Des recherches scien­ti­fiques et des rapports asso­cia­tifs font état d’importantes fragi­lités psychiques parmi les personnes migrantes LGBTI, du fait de violences complexes, inter­sec­tion­nelles, qui trouvent leur origine à la fois dans l’orientation sexuelle et l’identité ou l’expression de genre (OSIEG) et dans les épreuves de la migra­tion. Ces sources de violences s’imbriquent tout au long du parcours migra­toire, aggra­vant la situa­tion des exilé.es LGBTI et leurs condi­tions d’existence à chaque étape, avec des effets plus ou moins directs sur la santé mentale. L’approche de non accueil, qui prévaut dans les poli­tiques migra­toires fran­çaises, accentue ces diffi­cultés. La prise en charge des troubles psychiques est ainsi défaillante, même pour les personnes en demande d’asile et donc en situa­tion légale. Aux restric­tions des droits à la santé, s’ajoute le manque de moyens investis dans le secteur sani­taire et plus préci­sé­ment dans la santé mentale.

Dans ce contexte, les asso­cia­tions de soutien aux exilé.es LGBTI deviennent des acteurs essen­tiels dans la prise en charge en santé mentale, en propo­sant de l’accompagnement aux droits, de l’orientation vers les soins et des espaces de convi­via­lité. Mais ce soutien diffère selon les villes, les ressources de ces orga­ni­sa­tions et des mili​tant​.es qui les composent. Malgré un maillage sur le terri­toire de plus en plus impor­tant, ces asso­cia­tions sont prin­ci­pa­le­ment présentes dans les grandes villes et fonc­tionnent parfois avec très peu de moyens humains, ce qui les oblige souvent à se concen­trer sur le soutien à la procé­dure d’asile.
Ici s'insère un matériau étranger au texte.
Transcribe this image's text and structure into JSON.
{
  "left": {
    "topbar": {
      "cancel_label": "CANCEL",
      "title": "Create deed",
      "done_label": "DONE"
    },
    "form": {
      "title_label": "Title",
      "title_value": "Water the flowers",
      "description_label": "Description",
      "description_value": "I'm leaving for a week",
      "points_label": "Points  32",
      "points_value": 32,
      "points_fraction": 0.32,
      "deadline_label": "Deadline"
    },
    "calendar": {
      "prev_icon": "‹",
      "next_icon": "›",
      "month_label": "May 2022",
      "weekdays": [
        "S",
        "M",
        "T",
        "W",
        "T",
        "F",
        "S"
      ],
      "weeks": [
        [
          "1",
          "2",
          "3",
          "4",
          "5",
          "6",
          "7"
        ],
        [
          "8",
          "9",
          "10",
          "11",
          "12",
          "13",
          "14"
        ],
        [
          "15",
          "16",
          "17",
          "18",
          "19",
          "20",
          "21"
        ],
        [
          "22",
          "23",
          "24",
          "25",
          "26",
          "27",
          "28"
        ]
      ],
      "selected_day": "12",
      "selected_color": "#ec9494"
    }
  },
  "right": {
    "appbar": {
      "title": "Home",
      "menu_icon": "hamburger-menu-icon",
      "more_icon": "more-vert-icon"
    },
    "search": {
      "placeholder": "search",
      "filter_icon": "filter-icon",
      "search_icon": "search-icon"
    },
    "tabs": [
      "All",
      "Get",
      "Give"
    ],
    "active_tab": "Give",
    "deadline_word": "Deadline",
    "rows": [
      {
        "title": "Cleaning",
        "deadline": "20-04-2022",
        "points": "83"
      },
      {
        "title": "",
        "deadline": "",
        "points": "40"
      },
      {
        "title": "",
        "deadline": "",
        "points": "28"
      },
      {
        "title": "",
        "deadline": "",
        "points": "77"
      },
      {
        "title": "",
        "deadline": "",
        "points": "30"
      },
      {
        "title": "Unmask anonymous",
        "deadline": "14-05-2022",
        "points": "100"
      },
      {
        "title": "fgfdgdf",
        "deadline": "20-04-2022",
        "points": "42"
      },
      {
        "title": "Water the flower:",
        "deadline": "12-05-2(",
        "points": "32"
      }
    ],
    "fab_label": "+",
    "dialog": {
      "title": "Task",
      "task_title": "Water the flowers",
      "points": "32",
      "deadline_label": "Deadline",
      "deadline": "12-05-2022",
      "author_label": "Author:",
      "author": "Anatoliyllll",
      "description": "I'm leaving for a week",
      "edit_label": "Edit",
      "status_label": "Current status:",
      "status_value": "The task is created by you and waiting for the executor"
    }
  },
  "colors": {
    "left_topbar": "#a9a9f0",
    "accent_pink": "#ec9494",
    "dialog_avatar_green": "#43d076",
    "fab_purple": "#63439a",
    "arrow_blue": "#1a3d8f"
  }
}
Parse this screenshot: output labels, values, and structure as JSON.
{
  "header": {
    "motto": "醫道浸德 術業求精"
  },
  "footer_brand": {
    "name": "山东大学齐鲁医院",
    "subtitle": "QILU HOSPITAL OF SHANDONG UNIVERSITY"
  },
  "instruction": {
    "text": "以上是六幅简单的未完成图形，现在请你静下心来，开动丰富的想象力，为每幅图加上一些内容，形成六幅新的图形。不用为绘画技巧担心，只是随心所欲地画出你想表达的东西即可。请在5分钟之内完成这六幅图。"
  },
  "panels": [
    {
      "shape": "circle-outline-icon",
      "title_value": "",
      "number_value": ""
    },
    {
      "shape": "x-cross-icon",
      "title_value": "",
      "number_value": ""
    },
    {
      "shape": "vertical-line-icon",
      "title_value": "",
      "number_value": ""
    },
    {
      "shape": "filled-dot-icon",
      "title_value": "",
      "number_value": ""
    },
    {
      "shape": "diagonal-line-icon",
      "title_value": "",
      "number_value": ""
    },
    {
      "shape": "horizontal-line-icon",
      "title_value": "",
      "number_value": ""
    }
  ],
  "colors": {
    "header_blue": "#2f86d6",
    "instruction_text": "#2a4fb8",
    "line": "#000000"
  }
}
« La dimension conviviale et en partie sécurisée de ces associations communautaires, permet cependant à certain​.es exilé.es de reconstruire un réseau de sociabilités qui se rapproche d’une « famille choisie ». »

La dimen­sion convi­viale et en partie sécu­risée de ces asso­cia­tions commu­nau­taires, permet cepen­dant à certain•es exilé•es de recons­truire un réseau de socia­bi­lités qui se rapproche d’une « famille choisie ». Ce capital social recons­titué est un facteur protec­teur pour la santé mentale, tout en offrant des ressources pour accéder aux soins. Mais cette famille choisie se base en premier lieu sur l’OSIEG, et se construit large­ment autour des normes issues de la commu­nauté LGBTI fran­çaise, ce qui entraîne une dimen­sion norma­tive dont les effets sont à interroger. 

Certain​.es exilé.es maîtrisent déjà en partie ces normes, du fait de leur socia­li­sa­tion, d’une vie LGBTI – même cachée – dans leur ville d’origine, voire d’un mili­tan­tisme asso­ciatif dans leur pays. Mais pour les personnes plus éloi­gnées de ces codes, notam­ment celles issues du milieu rural, faible­ment doté cultu­rel­le­ment et parfois non fran­co­phone, l’accès à cette famille peut appa­raître plus complexe, et les liens avec les mili​tant​.es plus fragiles.